The experience of the first three weeks of online school was a gradual stripping away of the day-to-day, and perhaps more fundamentally, the status quo. Each day, with new restrictions, the fear of the coronavirus intensified and concern for one another grew. And, as is true with any emergency situation, everyone processes this in their own way.
For me, I’ve tried to sort out my own feelings about this emergency by attempting to look ahead to a day when this crisis will have passed, and we will be able to return to our “normal” daily lives. This is where I think we—as a society, as a school, and me, as a parent—have a lot of thinking to do, and have a true opportunity to re-examine what has become the norm. In recent years, the amount of anxiety and stress we, as a society, have chosen to place on our young people has grown tremendously. It did not happen overnight, but over a long period of time, slowly and gradually, until we arrived at the place we are today. Students’ schedules are packed tight, with no room for error, let alone time for a walk in the park, a nap, curling up with a good (nonrequired) book, or a night off with friends. Select sports, robotics competitions, academic enrichment, children’s symphonies, competitive chess, college-prep classes—separately, these are all wonderful and creative pursuits, but the aggregate of these commitments is leaving our children with precious little down time at best and impacting their health negatively at worst. The over-programming of our children also robs them of some of the very best learning that can occur, for it is during unstructured time when kids figure out how not to be bored, deal with ambiguity, and discover new interests.

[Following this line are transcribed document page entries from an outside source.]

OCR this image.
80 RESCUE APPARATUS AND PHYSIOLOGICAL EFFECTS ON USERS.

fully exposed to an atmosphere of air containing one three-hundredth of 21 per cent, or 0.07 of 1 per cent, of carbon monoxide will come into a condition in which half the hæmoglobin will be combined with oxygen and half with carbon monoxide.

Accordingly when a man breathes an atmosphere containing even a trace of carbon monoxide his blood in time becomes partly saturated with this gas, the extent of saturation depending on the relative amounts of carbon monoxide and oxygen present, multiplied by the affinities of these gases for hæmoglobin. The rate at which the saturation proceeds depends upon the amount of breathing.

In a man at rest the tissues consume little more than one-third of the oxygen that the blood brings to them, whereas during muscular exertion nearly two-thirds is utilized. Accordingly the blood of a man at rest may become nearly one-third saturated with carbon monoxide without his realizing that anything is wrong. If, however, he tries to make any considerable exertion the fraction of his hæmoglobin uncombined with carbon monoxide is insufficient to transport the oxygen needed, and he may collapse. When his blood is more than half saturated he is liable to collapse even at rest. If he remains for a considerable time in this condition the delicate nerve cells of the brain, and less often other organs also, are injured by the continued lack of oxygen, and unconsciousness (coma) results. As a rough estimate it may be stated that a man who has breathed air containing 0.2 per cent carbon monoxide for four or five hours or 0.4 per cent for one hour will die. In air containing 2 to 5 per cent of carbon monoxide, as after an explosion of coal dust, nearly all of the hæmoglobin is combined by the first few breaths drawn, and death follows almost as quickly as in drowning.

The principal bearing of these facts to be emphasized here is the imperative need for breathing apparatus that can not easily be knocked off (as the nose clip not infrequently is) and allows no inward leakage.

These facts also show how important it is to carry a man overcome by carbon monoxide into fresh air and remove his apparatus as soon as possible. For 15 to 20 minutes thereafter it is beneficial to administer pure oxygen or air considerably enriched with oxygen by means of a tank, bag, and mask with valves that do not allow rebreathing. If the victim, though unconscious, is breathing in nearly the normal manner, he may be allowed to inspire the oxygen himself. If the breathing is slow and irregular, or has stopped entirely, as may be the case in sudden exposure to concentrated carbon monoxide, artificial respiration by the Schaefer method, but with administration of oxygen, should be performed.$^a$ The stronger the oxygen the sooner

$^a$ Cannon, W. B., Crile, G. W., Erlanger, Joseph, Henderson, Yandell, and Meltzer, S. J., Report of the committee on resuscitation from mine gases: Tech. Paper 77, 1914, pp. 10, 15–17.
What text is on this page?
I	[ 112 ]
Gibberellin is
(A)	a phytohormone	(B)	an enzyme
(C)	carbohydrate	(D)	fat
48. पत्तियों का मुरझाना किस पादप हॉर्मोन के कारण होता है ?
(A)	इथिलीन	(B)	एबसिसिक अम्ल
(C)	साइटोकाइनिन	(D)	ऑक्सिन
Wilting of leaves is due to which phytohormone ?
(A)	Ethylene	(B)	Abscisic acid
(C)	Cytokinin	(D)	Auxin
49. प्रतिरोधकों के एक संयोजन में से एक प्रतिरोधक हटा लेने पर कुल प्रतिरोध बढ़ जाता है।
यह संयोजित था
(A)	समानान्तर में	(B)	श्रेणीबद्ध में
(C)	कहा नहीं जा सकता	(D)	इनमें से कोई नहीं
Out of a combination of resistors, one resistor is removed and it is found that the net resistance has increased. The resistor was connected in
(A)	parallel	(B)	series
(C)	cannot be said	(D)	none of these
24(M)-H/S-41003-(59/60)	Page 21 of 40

We also need to take a good long look at our own adult habits. Perhaps the days of an entire region driving somewhere alone in our cars to do work, that could otherwise be done remotely, are over. Perhaps our unquenchable thirst to consume now and always over our smartphones will be tempered. Our own experience with online school might unlock new ways of thinking about time and space, allowing students and families to engage their education in here-to-unforeseen ways.
When this crisis fades into the history books…and it will, eventually…we will continue to make good on our EPS vision, of guiding students to create a better world. But we, the adults, first need to set them up for success, and perhaps now, we have the opportunity to create a better world for them moving forward. A world in which they can be kids again—be more creative and be more themselves.